Merge Sort
Merge sort runs in O(n log2 n) time in the worst case,
which is much better than O(n2). The constant factors are
not so good, so we do not use merge sort for small n. Also, this is
not an in-place sorting algorithm: we have to make a
copy of the entire array. Merge sort relies heavily on a
linear-time merge function.
See Demo mergeSort.cpp
Because the merge function makes copies of subarrays, it does
not operate in place.
Divide and Conquer
Merge sort uses the divide and conquer paradigm.
- Divide the problem into approximately equal-sized
subproblems.
- Conquer by solving the subproblems recursively.
- Combine their solutions to solve the original problem.

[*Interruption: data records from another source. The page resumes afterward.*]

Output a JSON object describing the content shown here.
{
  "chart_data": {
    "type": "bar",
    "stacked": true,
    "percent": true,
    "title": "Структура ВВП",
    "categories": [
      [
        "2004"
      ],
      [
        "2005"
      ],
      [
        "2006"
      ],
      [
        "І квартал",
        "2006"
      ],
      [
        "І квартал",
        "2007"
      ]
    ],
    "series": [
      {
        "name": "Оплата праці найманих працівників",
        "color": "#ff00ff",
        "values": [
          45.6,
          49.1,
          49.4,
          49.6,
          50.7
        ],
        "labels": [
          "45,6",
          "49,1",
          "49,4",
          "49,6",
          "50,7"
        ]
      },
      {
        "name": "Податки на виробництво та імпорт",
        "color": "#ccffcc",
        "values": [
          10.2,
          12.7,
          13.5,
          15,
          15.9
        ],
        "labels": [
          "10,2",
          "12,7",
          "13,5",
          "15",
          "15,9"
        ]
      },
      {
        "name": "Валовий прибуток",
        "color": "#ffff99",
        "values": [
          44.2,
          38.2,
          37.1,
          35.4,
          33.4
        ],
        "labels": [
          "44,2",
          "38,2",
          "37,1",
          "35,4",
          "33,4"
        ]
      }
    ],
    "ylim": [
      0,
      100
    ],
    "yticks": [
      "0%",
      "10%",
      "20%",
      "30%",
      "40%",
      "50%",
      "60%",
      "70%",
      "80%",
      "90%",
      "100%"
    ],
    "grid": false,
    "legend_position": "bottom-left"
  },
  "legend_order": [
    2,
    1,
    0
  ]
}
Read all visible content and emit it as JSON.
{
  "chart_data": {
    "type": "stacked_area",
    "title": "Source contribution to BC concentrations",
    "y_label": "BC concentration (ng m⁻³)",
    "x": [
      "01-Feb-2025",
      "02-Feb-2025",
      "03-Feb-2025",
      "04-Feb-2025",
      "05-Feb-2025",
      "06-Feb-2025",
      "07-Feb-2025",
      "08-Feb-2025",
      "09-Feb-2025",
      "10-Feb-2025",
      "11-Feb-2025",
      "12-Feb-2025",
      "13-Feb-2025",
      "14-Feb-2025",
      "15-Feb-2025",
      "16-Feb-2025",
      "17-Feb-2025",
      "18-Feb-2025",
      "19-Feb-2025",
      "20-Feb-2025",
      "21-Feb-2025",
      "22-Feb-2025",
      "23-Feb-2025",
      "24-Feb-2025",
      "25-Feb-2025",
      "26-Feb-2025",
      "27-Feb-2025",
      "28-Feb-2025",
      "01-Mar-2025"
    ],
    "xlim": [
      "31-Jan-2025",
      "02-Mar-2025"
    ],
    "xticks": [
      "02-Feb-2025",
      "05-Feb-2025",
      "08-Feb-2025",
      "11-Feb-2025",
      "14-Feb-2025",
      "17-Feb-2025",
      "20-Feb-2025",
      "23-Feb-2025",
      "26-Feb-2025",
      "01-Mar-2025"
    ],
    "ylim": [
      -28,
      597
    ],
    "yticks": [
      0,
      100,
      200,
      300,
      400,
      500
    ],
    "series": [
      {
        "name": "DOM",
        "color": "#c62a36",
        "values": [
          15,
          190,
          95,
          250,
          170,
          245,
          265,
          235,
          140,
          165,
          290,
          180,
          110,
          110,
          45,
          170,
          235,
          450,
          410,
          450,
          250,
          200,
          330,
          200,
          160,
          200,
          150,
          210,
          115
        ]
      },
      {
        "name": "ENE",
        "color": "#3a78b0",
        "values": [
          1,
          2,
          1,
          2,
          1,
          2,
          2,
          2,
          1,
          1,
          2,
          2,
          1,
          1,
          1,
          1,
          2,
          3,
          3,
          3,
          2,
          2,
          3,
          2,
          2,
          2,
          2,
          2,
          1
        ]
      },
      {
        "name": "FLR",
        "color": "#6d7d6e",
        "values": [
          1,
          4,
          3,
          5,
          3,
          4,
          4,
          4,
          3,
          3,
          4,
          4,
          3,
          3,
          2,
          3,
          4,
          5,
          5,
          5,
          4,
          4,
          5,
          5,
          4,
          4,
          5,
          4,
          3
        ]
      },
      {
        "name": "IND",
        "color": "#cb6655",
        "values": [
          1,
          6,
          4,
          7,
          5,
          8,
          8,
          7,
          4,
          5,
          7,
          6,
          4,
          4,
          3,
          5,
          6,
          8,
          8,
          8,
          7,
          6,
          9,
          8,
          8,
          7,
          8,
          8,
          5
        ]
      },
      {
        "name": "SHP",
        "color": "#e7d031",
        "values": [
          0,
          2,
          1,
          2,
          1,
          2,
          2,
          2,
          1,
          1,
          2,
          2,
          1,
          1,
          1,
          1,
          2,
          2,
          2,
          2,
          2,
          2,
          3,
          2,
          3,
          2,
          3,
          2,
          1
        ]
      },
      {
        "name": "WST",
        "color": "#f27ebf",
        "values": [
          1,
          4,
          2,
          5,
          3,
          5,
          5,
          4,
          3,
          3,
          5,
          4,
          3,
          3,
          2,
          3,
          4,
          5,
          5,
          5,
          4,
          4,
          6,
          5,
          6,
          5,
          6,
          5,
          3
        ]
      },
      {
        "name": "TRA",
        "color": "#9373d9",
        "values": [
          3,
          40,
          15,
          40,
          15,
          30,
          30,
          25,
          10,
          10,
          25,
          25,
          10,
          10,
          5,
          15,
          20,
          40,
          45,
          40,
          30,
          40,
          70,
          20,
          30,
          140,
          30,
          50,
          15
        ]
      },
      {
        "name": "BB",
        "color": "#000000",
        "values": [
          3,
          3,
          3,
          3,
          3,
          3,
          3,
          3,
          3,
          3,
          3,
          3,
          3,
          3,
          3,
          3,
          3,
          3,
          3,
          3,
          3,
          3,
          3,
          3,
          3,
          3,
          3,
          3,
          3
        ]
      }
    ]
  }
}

For merge sort we want to sort the subarray A[p..r].
- Divide: Find q = midpoint of subarray.
- Conquer: Recurse on A[p..q] and A[q + 1..r].
- Combine: Merge the sorted subarrays to form sorted A[p..r].
See Demo mergeSort.cpp
Analysis
To analyze merge sort, we
- Draw a tree of how long each recursive call takes.
- Count only the time spent in steps 1 & 3 at each level.
- The divide time is constant so therefore we ignore it.
- Merging k elements takes time ck, for some constant c.